Le 1er janvier 1744, madame de la Ferté-Imbault, étant à sa toilette, la vit, de grand matin, arriver avec son mari, pour lui souhaiter la bonne année, avec un tel respect qu’elle ne put s’empêcher de la gronder en riant. L’année d’après, à la même date, madame d’Étioles, fraîchement promue marquise de Pompadour, voyait, à son petit lever, empressés, soumis, chapeau bas, les plus grands seigneurs de la Cour et tous les princes de sang royal...

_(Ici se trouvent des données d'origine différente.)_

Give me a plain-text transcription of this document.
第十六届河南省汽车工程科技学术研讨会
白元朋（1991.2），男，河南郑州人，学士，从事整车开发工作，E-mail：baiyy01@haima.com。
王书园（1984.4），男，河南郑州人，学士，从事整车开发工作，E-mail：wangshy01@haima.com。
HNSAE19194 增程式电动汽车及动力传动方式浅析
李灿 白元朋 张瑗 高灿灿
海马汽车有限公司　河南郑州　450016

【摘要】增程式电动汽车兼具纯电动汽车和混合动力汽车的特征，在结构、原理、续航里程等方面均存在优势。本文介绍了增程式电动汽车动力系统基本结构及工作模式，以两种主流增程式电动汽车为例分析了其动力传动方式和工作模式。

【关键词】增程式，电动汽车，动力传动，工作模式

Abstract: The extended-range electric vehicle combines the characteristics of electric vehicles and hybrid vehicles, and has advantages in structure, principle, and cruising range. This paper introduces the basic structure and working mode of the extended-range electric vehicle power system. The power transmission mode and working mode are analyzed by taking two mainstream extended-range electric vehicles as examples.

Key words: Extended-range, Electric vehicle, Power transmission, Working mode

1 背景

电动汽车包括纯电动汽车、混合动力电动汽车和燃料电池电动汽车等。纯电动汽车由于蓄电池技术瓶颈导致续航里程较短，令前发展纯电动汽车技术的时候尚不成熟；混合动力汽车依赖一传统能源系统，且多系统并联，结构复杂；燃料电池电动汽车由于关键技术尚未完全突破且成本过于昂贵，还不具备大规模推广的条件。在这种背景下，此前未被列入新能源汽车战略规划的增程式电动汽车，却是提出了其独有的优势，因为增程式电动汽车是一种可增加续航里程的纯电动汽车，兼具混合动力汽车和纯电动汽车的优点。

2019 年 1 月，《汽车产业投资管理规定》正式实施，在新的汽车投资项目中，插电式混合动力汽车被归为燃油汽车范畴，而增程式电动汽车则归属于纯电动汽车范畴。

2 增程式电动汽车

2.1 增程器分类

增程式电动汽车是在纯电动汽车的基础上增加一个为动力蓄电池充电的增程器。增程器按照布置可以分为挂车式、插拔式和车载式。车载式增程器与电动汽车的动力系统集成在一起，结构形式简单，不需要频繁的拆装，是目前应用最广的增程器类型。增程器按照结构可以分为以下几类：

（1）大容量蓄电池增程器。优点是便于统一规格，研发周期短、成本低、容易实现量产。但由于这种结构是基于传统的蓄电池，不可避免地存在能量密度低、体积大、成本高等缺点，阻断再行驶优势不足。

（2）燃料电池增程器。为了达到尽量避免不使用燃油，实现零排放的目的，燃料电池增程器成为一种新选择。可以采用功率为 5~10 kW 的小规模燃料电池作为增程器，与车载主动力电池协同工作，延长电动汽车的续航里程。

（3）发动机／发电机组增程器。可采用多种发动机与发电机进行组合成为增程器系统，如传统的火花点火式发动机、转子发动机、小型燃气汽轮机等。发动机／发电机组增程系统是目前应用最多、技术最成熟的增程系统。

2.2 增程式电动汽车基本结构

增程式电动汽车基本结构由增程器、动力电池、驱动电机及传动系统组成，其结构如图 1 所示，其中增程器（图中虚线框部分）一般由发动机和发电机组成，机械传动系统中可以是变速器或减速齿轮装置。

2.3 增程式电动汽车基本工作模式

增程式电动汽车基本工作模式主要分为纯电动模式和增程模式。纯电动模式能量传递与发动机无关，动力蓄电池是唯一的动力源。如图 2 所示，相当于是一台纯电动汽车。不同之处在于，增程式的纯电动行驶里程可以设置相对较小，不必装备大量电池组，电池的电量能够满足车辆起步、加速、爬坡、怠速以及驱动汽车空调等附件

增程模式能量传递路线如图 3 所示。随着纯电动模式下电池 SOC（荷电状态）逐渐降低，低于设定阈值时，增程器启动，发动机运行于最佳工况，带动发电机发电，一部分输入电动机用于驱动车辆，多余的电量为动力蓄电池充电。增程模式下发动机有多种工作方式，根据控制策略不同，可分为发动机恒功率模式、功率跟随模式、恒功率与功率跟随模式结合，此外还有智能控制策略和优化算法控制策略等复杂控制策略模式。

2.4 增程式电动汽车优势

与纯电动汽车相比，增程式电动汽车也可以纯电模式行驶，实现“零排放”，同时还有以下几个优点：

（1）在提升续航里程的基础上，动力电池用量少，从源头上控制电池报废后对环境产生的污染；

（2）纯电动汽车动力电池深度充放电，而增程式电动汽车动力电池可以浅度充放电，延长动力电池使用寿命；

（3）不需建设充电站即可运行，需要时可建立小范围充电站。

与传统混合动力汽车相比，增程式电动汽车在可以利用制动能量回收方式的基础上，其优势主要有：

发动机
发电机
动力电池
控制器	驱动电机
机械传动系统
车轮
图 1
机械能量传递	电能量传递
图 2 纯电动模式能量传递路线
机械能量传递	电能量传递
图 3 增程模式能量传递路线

Il faut, pourtant, rendre justice à celle qui fut l’objet d’une élévation si subite : elle ne fut pas ingrate et se garda, une fois parvenue au sommet, d’ignorer ceux qui l’avaient accueillie dans son obscurité. « Il n’a tenu qu’à ma mère et à moi, écrit madame de la Ferté-Imbault, d’avoir un grand crédit sous son règne. » Dès l’été qui suivit, madame de Pompadour mandait chez elle l’amie d’antan, la priait d’accepter une charge brillante à la Cour. L’offre fut déclinée avec franchise, mais avec politesse, et renouvelée l’année d’après, sous une forme nouvelle. Qu’elle consentît, du moins, disait madame de Pompadour, à recevoir la faveur si enviée de l’admission aux petits soupers de Louis XV. Elle était sûre de faire un vrai plaisir au Roi qui aimait, dans son entourage, « les honnêtes femmes, sans intrigue ». – « Je repartis, écrit madame de la Ferté-Imbault, que ma santé et mon caractère mettaient à ce projet un obstacle invincible, que, dès que je me gênais, j’avais mal à l’estomac, et que si je ne me gênais pas, je dirais, à coup sûr, des vérités si étranges, que le Roi, elle-même et moi, nous serions également embarrassés et qu’il faudrait nous séparer. Cette conversation la fit rire ; elle me dit que j’avais raison, qu’elle m’en estimait davantage, et nous nous quittâmes les meilleures amies du monde. » Les rapports, en effet, demeurèrent entre les deux femmes ce qu’ils étaient avant ce jour, excellents et cordiaux, sans fréquentation régulière, et j’estime, pour ma part, que cette façon d’agir fait honneur à l’une et à l’autre.

 

Nous n’avons vu, jusqu’à présent, en celle qui fait l’objet de cette légère esquisse, que la mondaine passionnée de plaisirs, courant les salons, les châteaux, distrayant par sa verve rois, princes et cardinaux, car elle comptait, dans le cercle de ses amis, plus d’un dignitaire de l’Église. Il vient pourtant une heure où une vie aussi agitée paraît étrangement vide, notamment pour une femme qui, comme madame de la Ferté-Imbault, n’a pas de mari, pas d’enfant, et nul autre devoir que celui de la politesse envers une mère qui s’est organisé une existence à part et se passe fort bien de vos soins. Elle n’échappa point à cette crise. Son cerveau, toujours bouillonnant, chercha une autre issue pour épancher sa sève, et, malgré sa méfiance contre le bel esprit, la plume lui démangea, bientôt, entre les doigts ; car ce n’est pas impunément que l’on a passé sa jeunesse dans le cénacle littéraire le plus répandu de l’Europe, qu’on fut bercée sur les genoux de l’abbé de Saint-Pierre, de Fontenelle et de Montesquieu.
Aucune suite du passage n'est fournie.